We are hearing quite a bit in the media at the moment about the efforts of governments and large corporations to ‘clean up’ our environment. 

Most people would probably agree that we have treated our once pristine plant like it is a rubbish dump. 

We have polluted so much of our environment that most of the stuff we eat and drink is now loaded with toxic chemicals. 

But one tweet that we spotted this morning highlights precisely how much work needs to be done to clean up this planet so that future generations won’t have to deal with the toxic mess that we have left behind. 

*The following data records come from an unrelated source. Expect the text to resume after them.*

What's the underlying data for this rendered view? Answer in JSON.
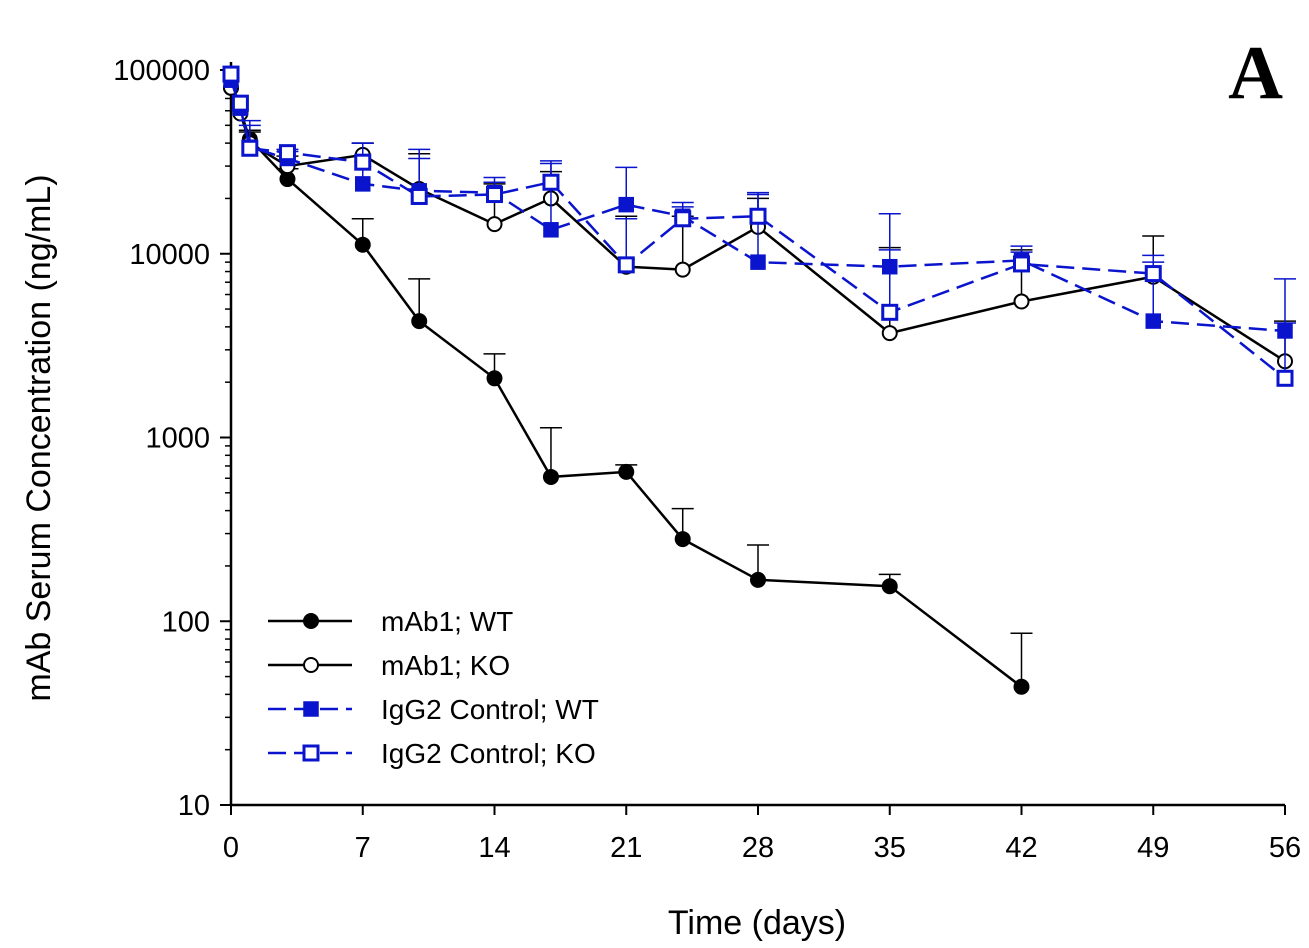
{
  "chart_data": {
    "type": "line",
    "panel_label": "A",
    "xlabel": "Time (days)",
    "ylabel": "mAb Serum Concentration (ng/mL)",
    "xlim": [
      0,
      56
    ],
    "ylim": [
      10,
      100000
    ],
    "yscale": "log",
    "x_ticks": [
      0,
      7,
      14,
      21,
      28,
      35,
      42,
      49,
      56
    ],
    "y_ticks": [
      10,
      100,
      1000,
      10000,
      100000
    ],
    "grid": false,
    "legend_position": "bottom-left",
    "series": [
      {
        "name": "mAb1; WT",
        "color": "#000000",
        "marker": "filled-circle",
        "line": "solid",
        "x": [
          0,
          0.5,
          1,
          3,
          7,
          10,
          14,
          17,
          21,
          24,
          28,
          35,
          42
        ],
        "y": [
          80000,
          60000,
          42000,
          25500,
          11200,
          4300,
          2100,
          610,
          650,
          280,
          168,
          155,
          44
        ],
        "error_upper": [
          null,
          null,
          47000,
          29000,
          15500,
          7300,
          2850,
          1130,
          710,
          410,
          260,
          180,
          86
        ]
      },
      {
        "name": "mAb1; KO",
        "color": "#000000",
        "marker": "open-circle",
        "line": "solid",
        "x": [
          0,
          0.5,
          1,
          3,
          7,
          10,
          14,
          17,
          21,
          24,
          28,
          35,
          42,
          49,
          56
        ],
        "y": [
          80000,
          58000,
          40000,
          30000,
          34500,
          22500,
          14500,
          20000,
          8500,
          8200,
          14000,
          3700,
          5500,
          7500,
          2600
        ],
        "error_upper": [
          null,
          null,
          46000,
          34000,
          40000,
          35000,
          24000,
          28000,
          16000,
          16000,
          20000,
          10800,
          10500,
          12500,
          4300
        ]
      },
      {
        "name": "IgG2 Control; WT",
        "color": "#0a14cc",
        "marker": "filled-square",
        "line": "dashed",
        "x": [
          0,
          0.5,
          1,
          3,
          7,
          10,
          14,
          17,
          21,
          24,
          28,
          35,
          42,
          49,
          56
        ],
        "y": [
          88000,
          62000,
          38000,
          33000,
          24000,
          22000,
          21500,
          13500,
          18500,
          16000,
          9000,
          8500,
          9200,
          4300,
          3800
        ],
        "error_upper": [
          null,
          null,
          50000,
          36000,
          40000,
          37000,
          26000,
          31000,
          29500,
          19000,
          21000,
          16500,
          11000,
          9000,
          7300
        ]
      },
      {
        "name": "IgG2 Control; KO",
        "color": "#0a14cc",
        "marker": "open-square",
        "line": "dashed",
        "x": [
          0,
          0.5,
          1,
          3,
          7,
          10,
          14,
          17,
          21,
          24,
          28,
          35,
          42,
          49,
          56
        ],
        "y": [
          95000,
          66000,
          37500,
          35500,
          31500,
          20500,
          21000,
          24500,
          8700,
          15500,
          16000,
          4800,
          8800,
          7800,
          2100
        ],
        "error_upper": [
          null,
          null,
          53000,
          37000,
          40000,
          33000,
          24500,
          32000,
          15500,
          18000,
          21500,
          10500,
          10200,
          9800,
          4200
        ]
      }
    ]
  }
}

While carrying out a clean-up operation on Rhosneigr beach in Anglesey, following storm Dennis, Victoria Burfield stumbled over a ‘Toffee Crisp’ wrapper. 

Noticing that the design of the wrapper looked a bit ‘vintage’, Victoria picked it up and checked out the ‘best before’ date. 

To her surprise, the date on the wrapped was December 1995! Making the wrapper 25 years old! 

Victoria said:

‘Found this ancient toffee crisp wrapper on #Rhosneigr #beach after #StormDennis. 

‘Look at the best before date! 

‘@Nestle do you have plans to design less durable wrappers? Biodegradable and/or recyclable might last less than 25 yrs #Anglesey #2minutebeachclean #Wales #microplastics’

If 25 years have passed and this wrapper has not broken down enough to disappear, then what hope have we got of cleaning our planet up?